GPS is made possible by a network of 24-plus spacecraft in orbit that transmit precise timing and positional information to receivers around the globe.
And while most people will be familiar with the technology from their smartphone or car sat-nav device - the signals are used in myriad and ever-expanding ways, helping to synchronise cellular and data networks; to time-stamp financial transactions; and to co-ordinate supply chains, whether they involve trucks, planes, ships or trains.
Indeed, it is hard to think of an activity in modern society that doesn't lean in some way on GPS and its sister services now coming online, such as Europe's Galileo network.
And this reliance will only go deeper as we enter two new eras - that of the so-called "Internet of Things", where all manner of objects are connected through the internet; and that of Big Data, where huge volumes of information points are analysed by powerful computers to reveal entirely new behavioural patterns and trends.

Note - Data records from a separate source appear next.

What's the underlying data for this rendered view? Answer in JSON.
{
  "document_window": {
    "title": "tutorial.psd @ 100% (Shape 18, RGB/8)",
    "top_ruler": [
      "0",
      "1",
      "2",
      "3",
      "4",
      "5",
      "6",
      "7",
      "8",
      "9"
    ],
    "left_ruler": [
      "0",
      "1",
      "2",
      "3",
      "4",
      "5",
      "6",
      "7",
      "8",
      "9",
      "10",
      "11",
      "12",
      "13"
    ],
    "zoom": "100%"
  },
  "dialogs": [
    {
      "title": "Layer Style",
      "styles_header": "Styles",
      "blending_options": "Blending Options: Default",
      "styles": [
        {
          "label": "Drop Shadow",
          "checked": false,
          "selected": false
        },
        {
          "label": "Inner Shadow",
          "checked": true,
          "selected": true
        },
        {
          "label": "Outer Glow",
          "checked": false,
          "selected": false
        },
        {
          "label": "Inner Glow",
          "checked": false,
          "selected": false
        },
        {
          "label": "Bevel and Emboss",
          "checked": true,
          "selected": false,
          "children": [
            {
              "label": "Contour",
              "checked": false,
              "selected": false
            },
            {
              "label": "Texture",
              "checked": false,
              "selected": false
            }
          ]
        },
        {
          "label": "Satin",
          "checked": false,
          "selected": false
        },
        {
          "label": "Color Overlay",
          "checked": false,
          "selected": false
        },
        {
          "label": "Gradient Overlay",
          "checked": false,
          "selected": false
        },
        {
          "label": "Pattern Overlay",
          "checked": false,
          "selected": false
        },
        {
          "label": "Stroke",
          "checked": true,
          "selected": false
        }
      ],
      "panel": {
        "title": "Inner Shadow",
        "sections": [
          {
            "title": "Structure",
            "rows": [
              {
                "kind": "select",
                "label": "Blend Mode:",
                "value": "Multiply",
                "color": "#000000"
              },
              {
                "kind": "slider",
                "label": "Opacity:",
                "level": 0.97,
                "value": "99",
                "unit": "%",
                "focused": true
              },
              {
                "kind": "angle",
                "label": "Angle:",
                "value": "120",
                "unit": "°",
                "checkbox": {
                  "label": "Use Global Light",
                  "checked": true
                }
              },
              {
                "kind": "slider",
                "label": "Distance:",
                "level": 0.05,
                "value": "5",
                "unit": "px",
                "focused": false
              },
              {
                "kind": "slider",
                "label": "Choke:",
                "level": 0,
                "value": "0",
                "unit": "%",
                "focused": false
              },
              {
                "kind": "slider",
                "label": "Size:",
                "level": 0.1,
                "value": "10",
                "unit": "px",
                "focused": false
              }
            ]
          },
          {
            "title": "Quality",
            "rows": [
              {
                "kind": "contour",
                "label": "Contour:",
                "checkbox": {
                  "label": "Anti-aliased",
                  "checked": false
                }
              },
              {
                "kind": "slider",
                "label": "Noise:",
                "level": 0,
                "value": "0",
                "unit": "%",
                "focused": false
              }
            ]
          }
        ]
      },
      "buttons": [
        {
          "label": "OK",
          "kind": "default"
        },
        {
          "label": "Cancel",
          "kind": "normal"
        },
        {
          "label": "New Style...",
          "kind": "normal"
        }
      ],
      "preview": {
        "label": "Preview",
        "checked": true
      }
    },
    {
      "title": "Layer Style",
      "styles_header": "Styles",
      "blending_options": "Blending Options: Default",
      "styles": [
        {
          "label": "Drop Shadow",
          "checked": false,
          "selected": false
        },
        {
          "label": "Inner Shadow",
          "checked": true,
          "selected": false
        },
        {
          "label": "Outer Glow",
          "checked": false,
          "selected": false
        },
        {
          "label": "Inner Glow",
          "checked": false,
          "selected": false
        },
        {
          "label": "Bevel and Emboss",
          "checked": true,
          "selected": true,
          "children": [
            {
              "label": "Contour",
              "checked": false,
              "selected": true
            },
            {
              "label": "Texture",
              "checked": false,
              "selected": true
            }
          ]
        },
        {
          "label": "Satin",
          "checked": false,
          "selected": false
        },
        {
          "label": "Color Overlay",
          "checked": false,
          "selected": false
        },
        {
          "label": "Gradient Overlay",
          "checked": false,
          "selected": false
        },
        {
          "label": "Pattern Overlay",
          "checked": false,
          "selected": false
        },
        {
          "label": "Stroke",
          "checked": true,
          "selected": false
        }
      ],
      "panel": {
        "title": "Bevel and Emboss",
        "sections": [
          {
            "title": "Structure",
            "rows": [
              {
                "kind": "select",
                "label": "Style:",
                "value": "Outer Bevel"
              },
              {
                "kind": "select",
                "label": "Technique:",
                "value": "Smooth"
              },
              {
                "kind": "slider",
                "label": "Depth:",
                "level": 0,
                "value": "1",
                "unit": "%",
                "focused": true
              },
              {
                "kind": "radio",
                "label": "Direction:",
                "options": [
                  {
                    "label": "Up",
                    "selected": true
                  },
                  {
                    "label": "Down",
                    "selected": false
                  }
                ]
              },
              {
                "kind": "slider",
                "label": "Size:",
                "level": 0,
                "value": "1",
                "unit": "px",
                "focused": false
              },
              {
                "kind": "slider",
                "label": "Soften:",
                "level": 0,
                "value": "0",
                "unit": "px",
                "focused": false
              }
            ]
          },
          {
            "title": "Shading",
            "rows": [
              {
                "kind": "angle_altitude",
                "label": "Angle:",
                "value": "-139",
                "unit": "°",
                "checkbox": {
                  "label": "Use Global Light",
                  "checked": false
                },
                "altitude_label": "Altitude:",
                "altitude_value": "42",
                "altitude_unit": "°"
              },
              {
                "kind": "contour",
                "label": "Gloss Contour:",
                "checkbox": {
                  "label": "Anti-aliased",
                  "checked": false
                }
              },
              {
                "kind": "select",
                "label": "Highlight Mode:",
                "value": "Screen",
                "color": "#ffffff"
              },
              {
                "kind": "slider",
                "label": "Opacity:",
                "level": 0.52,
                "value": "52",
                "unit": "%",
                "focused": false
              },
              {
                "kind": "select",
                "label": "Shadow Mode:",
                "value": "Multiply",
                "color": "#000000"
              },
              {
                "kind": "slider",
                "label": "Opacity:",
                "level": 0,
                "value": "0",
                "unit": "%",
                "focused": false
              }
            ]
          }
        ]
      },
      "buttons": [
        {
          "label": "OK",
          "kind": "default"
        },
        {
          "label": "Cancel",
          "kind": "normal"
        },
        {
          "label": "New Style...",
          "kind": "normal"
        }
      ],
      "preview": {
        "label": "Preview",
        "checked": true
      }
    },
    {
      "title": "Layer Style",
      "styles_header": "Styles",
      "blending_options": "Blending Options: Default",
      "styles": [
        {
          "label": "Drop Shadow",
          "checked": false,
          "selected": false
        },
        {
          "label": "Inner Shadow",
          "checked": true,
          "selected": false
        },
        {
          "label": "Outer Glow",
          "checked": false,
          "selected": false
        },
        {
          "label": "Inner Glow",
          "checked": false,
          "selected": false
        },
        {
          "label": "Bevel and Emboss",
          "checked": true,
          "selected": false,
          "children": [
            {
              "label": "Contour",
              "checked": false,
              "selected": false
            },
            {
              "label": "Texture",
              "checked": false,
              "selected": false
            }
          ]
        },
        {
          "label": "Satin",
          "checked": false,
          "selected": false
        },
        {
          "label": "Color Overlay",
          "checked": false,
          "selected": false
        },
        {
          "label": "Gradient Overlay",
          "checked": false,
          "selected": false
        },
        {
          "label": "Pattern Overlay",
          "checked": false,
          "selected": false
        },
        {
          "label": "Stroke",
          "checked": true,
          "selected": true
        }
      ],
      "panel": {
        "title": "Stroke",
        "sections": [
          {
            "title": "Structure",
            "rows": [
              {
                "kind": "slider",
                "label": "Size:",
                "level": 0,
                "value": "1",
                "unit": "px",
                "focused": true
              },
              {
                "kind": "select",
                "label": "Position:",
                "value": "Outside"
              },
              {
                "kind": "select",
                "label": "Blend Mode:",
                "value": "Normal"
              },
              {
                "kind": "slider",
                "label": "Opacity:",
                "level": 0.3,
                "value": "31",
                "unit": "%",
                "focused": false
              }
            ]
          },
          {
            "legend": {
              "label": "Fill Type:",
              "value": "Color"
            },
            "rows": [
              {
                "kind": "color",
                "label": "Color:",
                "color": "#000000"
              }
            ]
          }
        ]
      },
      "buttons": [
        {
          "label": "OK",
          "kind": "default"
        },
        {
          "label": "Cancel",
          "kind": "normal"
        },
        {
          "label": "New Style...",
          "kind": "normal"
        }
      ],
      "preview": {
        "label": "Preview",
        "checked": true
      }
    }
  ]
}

What did the laureates do?
Bradford Parkinson is sometimes referred to as the "father of GPS". The retired United States Air Force Colonel led the development of the system we know today.
He pulled together experts over Labor Day weekend, 1973, to brainstorm the project, producing a 7-page report that was then implemented with initial funding of $200m.
Dr Parkinson recruited James Spilker Jr, who designed the signal that's transmitted by the satellites.
Hugo Freuhauf is credited with miniaturising laboratory atomic clocks so they could be carried aboard a spacecraft. These small, super-accurate timepieces are at the heart of the system.
And Richard Schwartz takes a share in the prize for the radiation-hardened design of the satellites, which at the start of the project were made by Rockwell International.
The GPS spacecraft operate in a Medium-Earth Orbit (MEO) at an altitude of 20,000km, where energetic particles can trip electronic circuits unless they're properly protected.
Why does this award matter?
Prof Sir Christopher Snowden, chair of the Queen Elizabeth Prize for Engineering Judging Panel, said: "GPS is something which pulls together so many different technologies, and it was an incredibly complicated challenge to develop it.
"It even has the Theory of Relativity applied into it. If you're looking for something that spans nearly every aspect of engineering and science - you've got it with GPS."
Lord Browne of Madingley, who chairs the foundation that runs the prize, added: "Engineering is the foundation of civilisation; there is no other foundation; it makes things happen. And that's exactly what today's Laureates have done - they've made things happen. They've re-written, in a major way, the infrastructure of our world."
The USAF currently has 31 operational satellites in orbit to deliver the GPS signals. The first of a new design for the spacecraft, now built by Lockheed Martin, was launched in December.
How is GPS being improved?
Known as Block III, this iteration of satellite has three times better accuracy and is said to be significantly more resistant to jamming and "spoofing" (making a receiver think it is somewhere it is not). The Block III also incorporates an addition to its signal structure that will improve interoperability with the likes of Galileo.
The prize was announced at the Royal Academy of Engineering, which released a report in 2011 that warned of the dangers for society if it became over-reliant on GPS. A more recent study even calculated the cost to the British economy should there be a network failure. It put this at a billion pounds a day.
Dr Parkinson said he shared the concern.
"Like all good things, GPS is something on which we can become too dependent," he told BBC News.
"We have a concept - PTA, which stands for Protect, Toughen and Augment. Protect the frequencies and the signal. Toughen the receivers, and Augment the system - put in place other systems which may not be as accurate or as robust but which provide a back-up, and give a user in trouble a backdoor to get out of trouble."